The Fleet Of Stars, 13.

Sometimes it seems more than fortuitous that a particular paragraph falls right at the end of a right-hand page so that it is necessary to turn the page in order to continue reading. Although there is no pause in the text, the reader experiences the very slight pause of a page-turning immediately before a dramatic development in the narrative. Thus, He'o, an intelligent seal, reflecting on humanity and expressing his own experience, tells Fenn and Stellarosa:

"'Yes, you are a peculiar race... I will never fully understand you. Do you understand yourselves?' His whiskers quivered. 'I, though, I am going home to my sea.'" (p. 159)

He'o is going home.

Turning the page, we read:

"Thunder smote. His skull exploded. Blood and brains fountained. The missile whanged off two walls before it dropped." (p. 160)

His last conscious thought before his instantaneous death was of the sea. Some would say that that was the best way to die although I disagree. He'o's best death would have been at the end of a very long old age while experiencing his sea.
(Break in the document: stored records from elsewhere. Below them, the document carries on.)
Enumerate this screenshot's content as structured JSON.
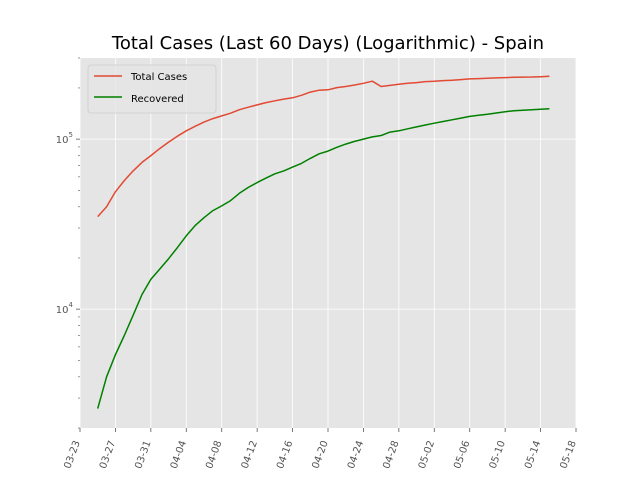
{
  "chart_data": {
    "type": "line",
    "title": "Total Cases (Last 60 Days) (Logarithmic) - Spain",
    "xlabel": "",
    "ylabel": "",
    "yscale": "log",
    "ylim": [
      2000,
      300000
    ],
    "xlim": [
      "2020-03-23",
      "2020-05-18"
    ],
    "grid": true,
    "legend_position": "top-left",
    "x_ticks": [
      "03-23",
      "03-27",
      "03-31",
      "04-04",
      "04-08",
      "04-12",
      "04-16",
      "04-20",
      "04-24",
      "04-28",
      "05-02",
      "05-06",
      "05-10",
      "05-14",
      "05-18"
    ],
    "y_ticks": [
      {
        "value": 10000,
        "label_base": "10",
        "label_exp": "4"
      },
      {
        "value": 100000,
        "label_base": "10",
        "label_exp": "5"
      }
    ],
    "x": [
      "2020-03-25",
      "2020-03-26",
      "2020-03-27",
      "2020-03-28",
      "2020-03-29",
      "2020-03-30",
      "2020-03-31",
      "2020-04-01",
      "2020-04-02",
      "2020-04-03",
      "2020-04-04",
      "2020-04-05",
      "2020-04-06",
      "2020-04-07",
      "2020-04-08",
      "2020-04-09",
      "2020-04-10",
      "2020-04-11",
      "2020-04-12",
      "2020-04-13",
      "2020-04-14",
      "2020-04-15",
      "2020-04-16",
      "2020-04-17",
      "2020-04-18",
      "2020-04-19",
      "2020-04-20",
      "2020-04-21",
      "2020-04-22",
      "2020-04-23",
      "2020-04-24",
      "2020-04-25",
      "2020-04-26",
      "2020-04-27",
      "2020-04-28",
      "2020-04-29",
      "2020-04-30",
      "2020-05-01",
      "2020-05-02",
      "2020-05-03",
      "2020-05-04",
      "2020-05-05",
      "2020-05-06",
      "2020-05-07",
      "2020-05-08",
      "2020-05-09",
      "2020-05-10",
      "2020-05-11",
      "2020-05-12",
      "2020-05-13",
      "2020-05-14",
      "2020-05-15"
    ],
    "series": [
      {
        "name": "Total Cases",
        "color": "#E24A33",
        "values": [
          35000,
          40000,
          49000,
          57000,
          65000,
          73000,
          80000,
          88000,
          96000,
          104000,
          112000,
          119000,
          126000,
          132000,
          137000,
          142000,
          149000,
          154000,
          159000,
          164000,
          168000,
          172000,
          175000,
          181000,
          189000,
          194000,
          195000,
          201000,
          204000,
          208000,
          213000,
          219000,
          204000,
          207000,
          210000,
          213000,
          215000,
          218000,
          219000,
          221000,
          222000,
          224000,
          226000,
          227000,
          228000,
          229000,
          230000,
          231000,
          231500,
          232000,
          233000,
          234000
        ]
      },
      {
        "name": "Recovered",
        "color": "#008000",
        "values": [
          2600,
          4000,
          5400,
          7000,
          9200,
          12200,
          15000,
          17200,
          19800,
          23000,
          27000,
          31000,
          34500,
          38000,
          40500,
          43500,
          48000,
          52000,
          55500,
          59000,
          62500,
          65000,
          68500,
          72000,
          77000,
          82000,
          85000,
          89500,
          93500,
          97000,
          100000,
          103000,
          105000,
          110000,
          112000,
          115000,
          118000,
          121000,
          124000,
          127000,
          130000,
          133000,
          136000,
          138000,
          140000,
          142500,
          145000,
          147000,
          148000,
          149000,
          150000,
          151000
        ]
      }
    ]
  }
}
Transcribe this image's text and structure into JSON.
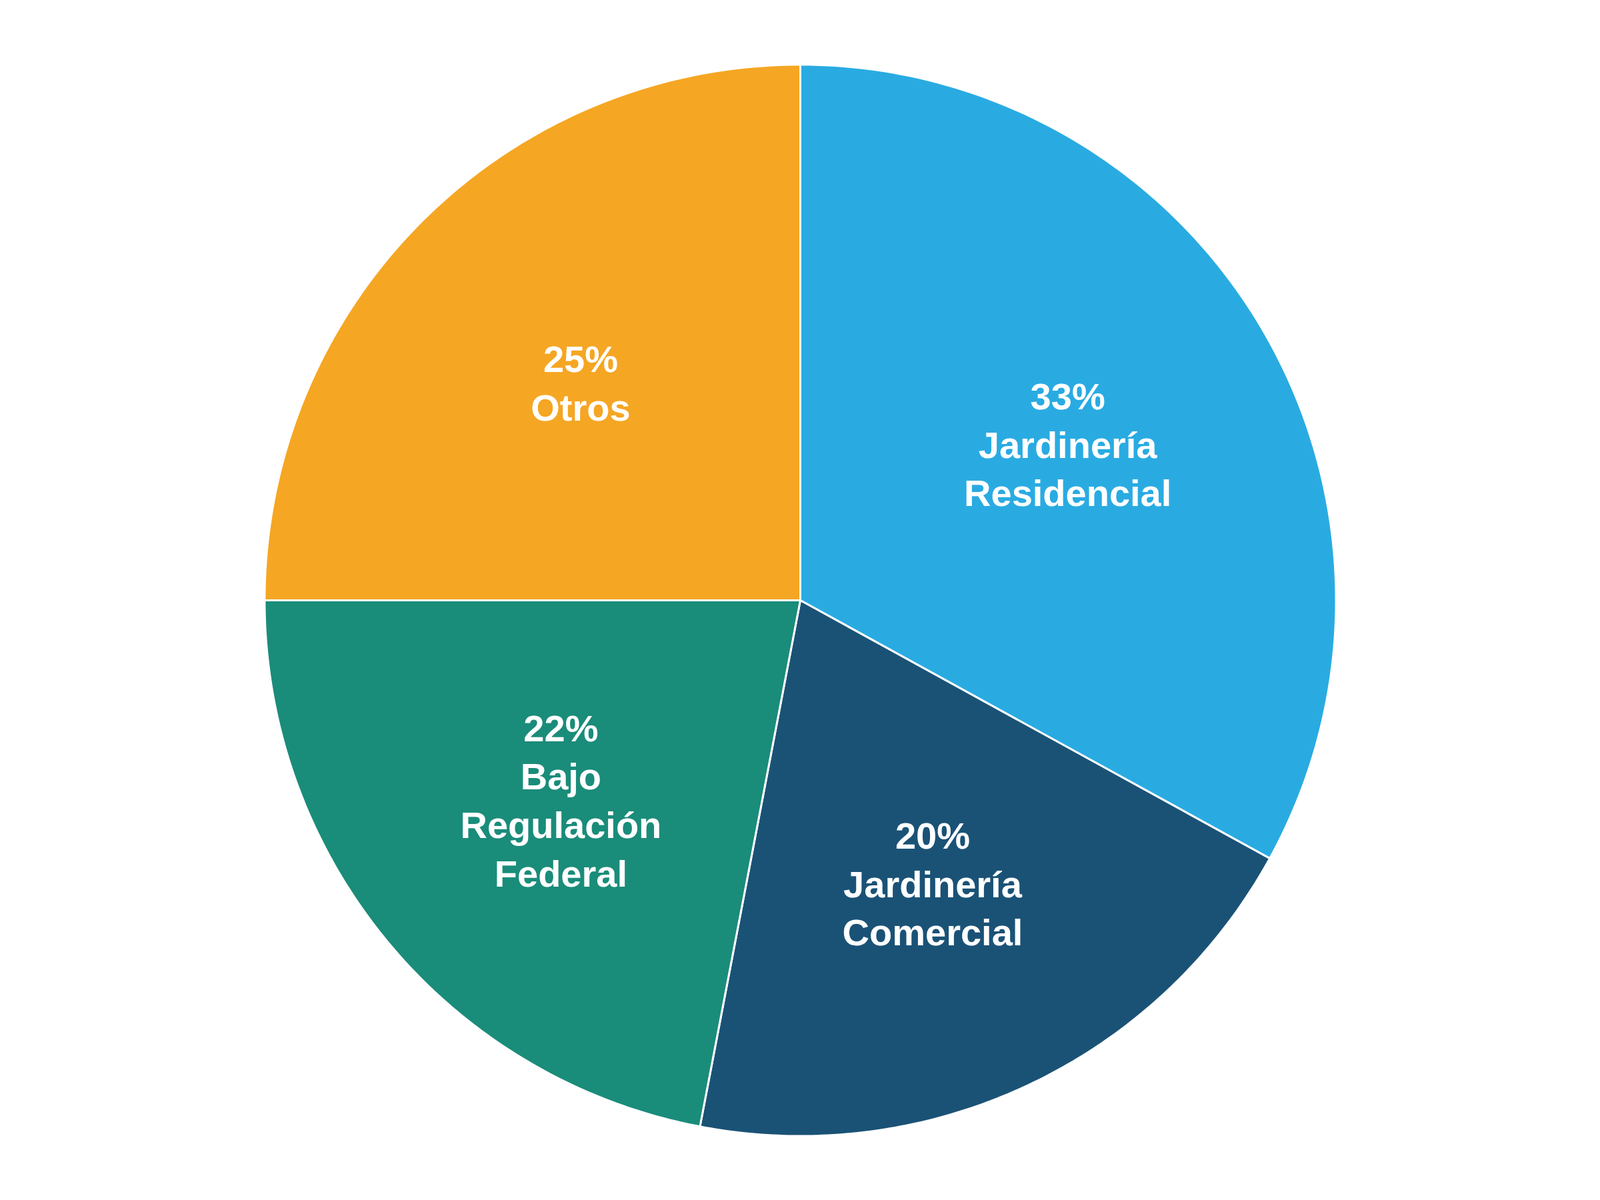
{
  "chart_data": {
    "type": "pie",
    "categories": [
      "Jardinería\nResidencial",
      "Jardinería\nComercial",
      "Bajo\nRegulación\nFederal",
      "Otros"
    ],
    "values": [
      33,
      20,
      22,
      25
    ],
    "value_labels": [
      "33%",
      "20%",
      "22%",
      "25%"
    ],
    "colors": [
      "#29ABE2",
      "#1A5276",
      "#1A8C7A",
      "#F5A623"
    ],
    "data_labels": true,
    "tick_labels": false
  }
}
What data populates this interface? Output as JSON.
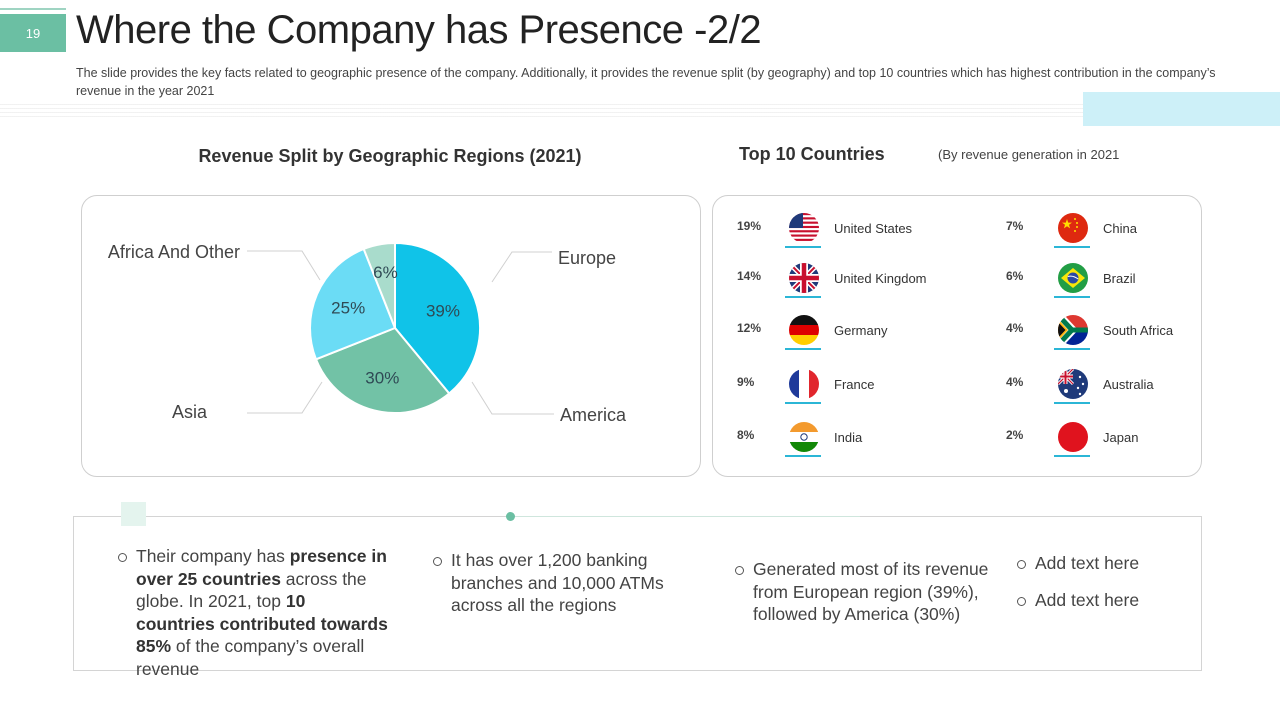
{
  "slide": {
    "number": "19",
    "title": "Where the Company has Presence -2/2",
    "subtitle": "The slide provides the key facts related to geographic presence of the company. Additionally, it provides the revenue split (by geography) and top 10 countries which has highest contribution in the company’s revenue in the year 2021"
  },
  "chart_data": {
    "type": "pie",
    "title": "Revenue Split by Geographic Regions (2021)",
    "unit": "%",
    "slices": [
      {
        "label": "Europe",
        "value": 39,
        "value_label": "39%",
        "color": "#10c3e8"
      },
      {
        "label": "America",
        "value": 30,
        "value_label": "30%",
        "color": "#72c2a6"
      },
      {
        "label": "Asia",
        "value": 25,
        "value_label": "25%",
        "color": "#6bdcf5"
      },
      {
        "label": "Africa And Other",
        "value": 6,
        "value_label": "6%",
        "color": "#a9dccc"
      }
    ]
  },
  "top_countries": {
    "title": "Top 10 Countries",
    "note": "(By revenue generation in 2021",
    "left": [
      {
        "pct": "19%",
        "name": "United States",
        "flag": "us-flag"
      },
      {
        "pct": "14%",
        "name": "United Kingdom",
        "flag": "uk-flag"
      },
      {
        "pct": "12%",
        "name": "Germany",
        "flag": "germany-flag"
      },
      {
        "pct": "9%",
        "name": "France",
        "flag": "france-flag"
      },
      {
        "pct": "8%",
        "name": "India",
        "flag": "india-flag"
      }
    ],
    "right": [
      {
        "pct": "7%",
        "name": "China",
        "flag": "china-flag"
      },
      {
        "pct": "6%",
        "name": "Brazil",
        "flag": "brazil-flag"
      },
      {
        "pct": "4%",
        "name": "South Africa",
        "flag": "south-africa-flag"
      },
      {
        "pct": "4%",
        "name": "Australia",
        "flag": "australia-flag"
      },
      {
        "pct": "2%",
        "name": "Japan",
        "flag": "japan-flag"
      }
    ]
  },
  "facts": {
    "fact1": {
      "t1": "Their company has ",
      "b1": "presence in over 25 countries",
      "t2": " across the globe. In 2021, top ",
      "b2": "10 countries contributed towards 85%",
      "t3": " of the company’s overall revenue"
    },
    "fact2": "It has over 1,200 banking branches and 10,000 ATMs across all the regions",
    "fact3": "Generated most of its revenue from European region (39%), followed by America (30%)",
    "fact4": "Add text here",
    "fact5": "Add text here"
  }
}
Do we imagine that He'o does go home, i.e., that he enters a hereafter corresponding to his memory of the sea? We can imagine this and write fiction about it but consciousness must end when the brain that generates it explodes.

1 comment:

Anonymous said...

Kaor, Paul!

While I remain skeptical about "uplifting" animals, the question as regards their spiritual/eternal fate is an interesting speculation. At what point might they gain immortal souls?